And as President Obama said last night, and as I’ve been ranting about for more than a year now, we’ve never in the history of this country had anyone more qualified run for the presidency, ever. And that’s no coincidence. She has worked twice as hard as everyone else in the game, because she has had to, to get to this point. She knows domestic policy, she recognizes those unseen, she has had more to say about how we sustainably grow economic opportunity than any other candidate who ran this year, she understands our national defense, and she is deeply familiar with the dynamics of the world outside our borders. I would have liked to see her talk more to-date about early and K-12 education, about fighting climate change, and about national housing strategies. I would like to see her be less eager to exert force in the name of international peacemaking. The Obama-Clinton legacy of civilian casualties from drone strikes is just wrong. And I still don’t get our recent intervention in Honduras. All that means is that these are now the issues I have to press her on, as the nominee, and hopefully as our new president. And that is key to all of this — that democracy is a living, participatory act. Truthfully, I was both resentful and skeptical this year, on multiple levels, when some (generally not so young, and generally not so melanin-rich) folks said they were newly activated by Bernie Sanders. Because eight years ago, a Black man mobilized a much larger progressive coalition, and then put out a mass call to action after he was elected, to which most folks responded by just going back home. Some of us did not. I took it seriously. I felt deeply inspired when Obama said we had to be the ones we’d been waiting for, that we had to build brick by brick, calloused hand by calloused hand. So I started teaching youth about social and environmental justice, I started doing community organizing to fight climate change, and I founded a nonprofit to help transform my city’s relationship to food, labor, health, and sustainability. Today is the same — no matter who wins, our work doesn’t end on election day, it only then begins. As a public servant, Hillary Clinton has proven herself malleable to our interests. You can choose to call it pandering or dishonest. I choose to call it public service and representation. On day one, we have to advocate for the policies we want to see, and then we ourselves have to be the architects and builders of that change.

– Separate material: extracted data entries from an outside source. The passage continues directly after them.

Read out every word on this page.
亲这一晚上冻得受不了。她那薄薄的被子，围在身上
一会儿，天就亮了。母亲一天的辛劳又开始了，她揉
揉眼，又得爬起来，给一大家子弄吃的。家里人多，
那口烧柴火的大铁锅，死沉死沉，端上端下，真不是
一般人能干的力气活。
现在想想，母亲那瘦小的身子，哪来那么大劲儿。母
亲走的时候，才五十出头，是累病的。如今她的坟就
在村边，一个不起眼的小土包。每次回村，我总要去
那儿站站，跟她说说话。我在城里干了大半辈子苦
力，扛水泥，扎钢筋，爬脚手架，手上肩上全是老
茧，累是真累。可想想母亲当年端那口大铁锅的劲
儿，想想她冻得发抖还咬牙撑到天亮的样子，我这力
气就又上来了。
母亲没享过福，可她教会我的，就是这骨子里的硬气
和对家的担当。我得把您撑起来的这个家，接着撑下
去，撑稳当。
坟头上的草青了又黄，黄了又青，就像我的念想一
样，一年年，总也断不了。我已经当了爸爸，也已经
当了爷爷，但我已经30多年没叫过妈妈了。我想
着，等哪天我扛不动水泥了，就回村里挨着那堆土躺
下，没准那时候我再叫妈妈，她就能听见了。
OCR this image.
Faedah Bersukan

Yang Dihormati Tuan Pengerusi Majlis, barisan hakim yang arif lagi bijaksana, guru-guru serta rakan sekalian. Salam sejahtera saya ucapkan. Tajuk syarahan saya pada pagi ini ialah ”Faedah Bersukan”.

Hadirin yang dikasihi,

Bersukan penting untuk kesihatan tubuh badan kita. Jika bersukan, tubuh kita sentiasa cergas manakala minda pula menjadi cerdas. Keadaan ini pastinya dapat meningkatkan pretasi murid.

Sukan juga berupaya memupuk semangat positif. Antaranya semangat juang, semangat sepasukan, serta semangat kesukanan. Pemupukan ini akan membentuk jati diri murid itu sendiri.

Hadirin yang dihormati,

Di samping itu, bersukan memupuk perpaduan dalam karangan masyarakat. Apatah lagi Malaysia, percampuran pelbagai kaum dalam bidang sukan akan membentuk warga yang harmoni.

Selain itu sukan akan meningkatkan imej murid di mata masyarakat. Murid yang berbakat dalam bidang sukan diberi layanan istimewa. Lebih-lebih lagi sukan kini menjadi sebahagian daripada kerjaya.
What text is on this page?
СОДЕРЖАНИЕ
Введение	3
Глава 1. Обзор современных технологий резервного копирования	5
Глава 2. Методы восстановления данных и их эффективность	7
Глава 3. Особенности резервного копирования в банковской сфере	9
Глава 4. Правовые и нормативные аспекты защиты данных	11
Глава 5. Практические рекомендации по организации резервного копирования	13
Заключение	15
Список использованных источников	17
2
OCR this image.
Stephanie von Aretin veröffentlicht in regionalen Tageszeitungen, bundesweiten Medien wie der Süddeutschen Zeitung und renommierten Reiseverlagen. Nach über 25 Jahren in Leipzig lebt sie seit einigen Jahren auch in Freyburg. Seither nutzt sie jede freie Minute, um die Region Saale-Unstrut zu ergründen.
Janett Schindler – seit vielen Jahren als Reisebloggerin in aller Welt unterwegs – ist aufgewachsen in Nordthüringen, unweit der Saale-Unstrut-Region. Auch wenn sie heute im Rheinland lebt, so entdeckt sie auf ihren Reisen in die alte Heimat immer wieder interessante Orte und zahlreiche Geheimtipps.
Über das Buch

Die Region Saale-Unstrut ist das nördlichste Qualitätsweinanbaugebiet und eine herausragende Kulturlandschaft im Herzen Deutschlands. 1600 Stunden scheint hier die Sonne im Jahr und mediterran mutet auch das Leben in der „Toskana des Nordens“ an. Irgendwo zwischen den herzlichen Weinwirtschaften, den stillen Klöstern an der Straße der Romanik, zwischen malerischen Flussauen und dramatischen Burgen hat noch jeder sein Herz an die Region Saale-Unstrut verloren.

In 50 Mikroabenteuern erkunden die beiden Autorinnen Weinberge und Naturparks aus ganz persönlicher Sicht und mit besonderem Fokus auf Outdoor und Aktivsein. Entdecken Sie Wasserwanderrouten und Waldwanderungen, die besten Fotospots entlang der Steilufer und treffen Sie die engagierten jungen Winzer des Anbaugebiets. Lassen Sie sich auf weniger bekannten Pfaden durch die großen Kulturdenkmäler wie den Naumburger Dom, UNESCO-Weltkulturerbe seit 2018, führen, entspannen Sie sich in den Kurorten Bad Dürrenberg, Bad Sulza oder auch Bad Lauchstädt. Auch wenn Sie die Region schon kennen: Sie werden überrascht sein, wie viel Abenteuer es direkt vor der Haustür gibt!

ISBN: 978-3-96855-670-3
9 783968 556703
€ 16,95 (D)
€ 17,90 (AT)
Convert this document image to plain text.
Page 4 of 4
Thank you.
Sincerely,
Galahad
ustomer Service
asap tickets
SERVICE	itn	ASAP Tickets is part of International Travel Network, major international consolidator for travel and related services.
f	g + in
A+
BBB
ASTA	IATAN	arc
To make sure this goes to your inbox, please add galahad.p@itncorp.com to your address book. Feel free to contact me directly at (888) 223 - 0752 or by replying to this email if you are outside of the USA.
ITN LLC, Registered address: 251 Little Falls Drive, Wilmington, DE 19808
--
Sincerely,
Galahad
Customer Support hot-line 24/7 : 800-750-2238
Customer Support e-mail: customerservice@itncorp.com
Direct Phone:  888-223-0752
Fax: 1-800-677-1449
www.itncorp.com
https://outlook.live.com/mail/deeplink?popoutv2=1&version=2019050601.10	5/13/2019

And that leads me to my final contribution to the conversation, which for me is most important of all. *I believe in American exceptionalism.* I am probably the most patriotic person I know. This is not because I’m unaware of all the terrible things this country has done — in reality, I’ve spent more time learning about, absorbing, and trying to see myself implicated in that stuff, than most people. I’m not convinced that human beings can successfully co-exist peacefully through democracy, but I believe that trying to do so is our best shot against the alternative, to having our fates decided for us by a single, exploitative, and maybe even charismatic, dictator. So I think this boldest and most difficult of experiments that is the United States of America, the evolving practice of co-self-governance that continues to define the model for the rest of the world, is worth committing ourselves to. That’s why George Washington refused to be our president-for-life, that’s what Abraham Lincoln knew was at stake if the country split. Democracy is slow, painful, and often ungratifying, having to put aside frustration to endure heavy compromise. But if you believe it yields no change, if you don’t see the massive evolution that has taken place in this country over centuries and even in the last decade, then you’re willfully choosing ignorance. In the course of today, you yourself will say and do things that 10 years from now you will regret, that you will come to realize was flat wrong of you. And hopefully you’ll recognize it and decide to change. That’s our evolution. And that’s what’s made possible when we coalesce diverse viewpoints to govern together, when we fight the dangerous lure of the politics of anger and rejection, anger being the antithesis of democracy, and instead commit ourselves to contributing to the long arc of justice. I think Hillary Clinton embodies these principles, I think she has lived them throughout her life, has hustled for decades to commit to the slow, grinding promise of democratic process. Whether you choose to believe that is on you. I do.
Or, more simply put: I now see a brilliant badass, who will make a great leader of this country. So, I’m with her.